Are We Winning the Wrong Game? Revisiting Evaluation Practices for Long-Term Time Series Forecasting

TL;DR

A multi-dimensional evaluation perspective is proposed that integrates statistical fidelity, structural coherence, and decision-level relevance in long-term time series forecasting, and redirects attention from winning benchmark tables toward advancing meaningful, context-aware forecasting.

Abstract

Long-term time series forecasting (LTSF) is widely recognized as a central challenge in data mining and machine learning.

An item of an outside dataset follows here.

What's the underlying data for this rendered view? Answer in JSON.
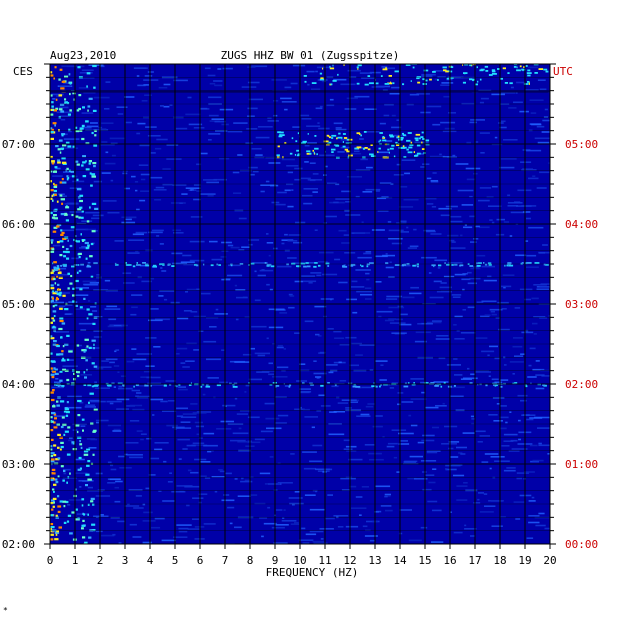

LTSF has increasingly evolved into a benchmark-driven ''GAME,'' where models are ranked, compared, and declared state-of-the-art based primarily on marginal reductions in aggregated pointwise error metrics such as MSE and MAE. Across a small set of canonical datasets and fixed forecasting horizons, progress is communicated through leaderboard-style tables in which lower numerical scores define success. In this GAME, what is measured becomes what is optimized, and incremental error reduction becomes the dominant currency of advancement. We argue that this metric-centric regime is not merely incomplete, but structurally misaligned with the broader objectives of forecasting. In real-world settings, forecasting often prioritizes preserving temporal structure, trend stability, seasonal coherence, robustness to regime shifts, and supporting downstream decision processes. Optimizing aggregate pointwise error does not necessarily imply modeling these structural properties. As a result, leaderboard improvement may increasingly reflect specialization in benchmark configurations rather than a deeper understanding of temporal dynamics. This paper revisits LTSF evaluation as a foundational question in data science: what does it mean to measure forecasting progress? We propose a multi-dimensional evaluation perspective that integrates statistical fidelity, structural coherence, and decision-level relevance. By challenging the current metric monoculture, we aim to redirect attention from winning benchmark tables toward advancing meaningful, context-aware forecasting.
Paper Structure (15 sections, 3 figures, 1 table)

This paper contains 15 sections, 3 figures, 1 table.

Figures (3)

  • Figure 1: Forecasting results for the oil temperature (OT) series in the ETTm2 dataset using the DLinear Zeng2023dlinear model. The figure shows three representative sliding windows: the highest MSE (Worst), a window closest to the mean MSE (Closest), and the lowest MSE (Best). For each window, recent input observations before the cutoff are plotted together with the ground truth and forecasted values over the prediction horizon. The figure highlights the variability of forecasting performance across windows that may be hidden by aggregated error metrics.
  • Figure 2: Forecasting results for the oil temperature (OT) series in the ETTm2 dataset across models. The figure shows three representative sliding windows: the highest MSE (Worst), a window closest to the mean MSE (Closest), and the lowest MSE (Best). For each window, recent input observations before the cutoff are plotted together with the ground truth and forecasted values over the prediction horizon. The figure highlights the variability of forecasting performance across windows that may be hidden by aggregated error metrics.
  • Figure 3: Forecasting results for all variables in the ETTm2 dataset across models.The figure shows three representative sliding windows: the highest MSE (Worst), a window closest to the mean MSE (Closest), and the lowest MSE (Best). For each window, recent input observations before the cutoff are plotted together with the ground truth and forecasted values over the prediction horizon. The figure highlights the variability of forecasting performance across windows that may be hidden by aggregated error metrics.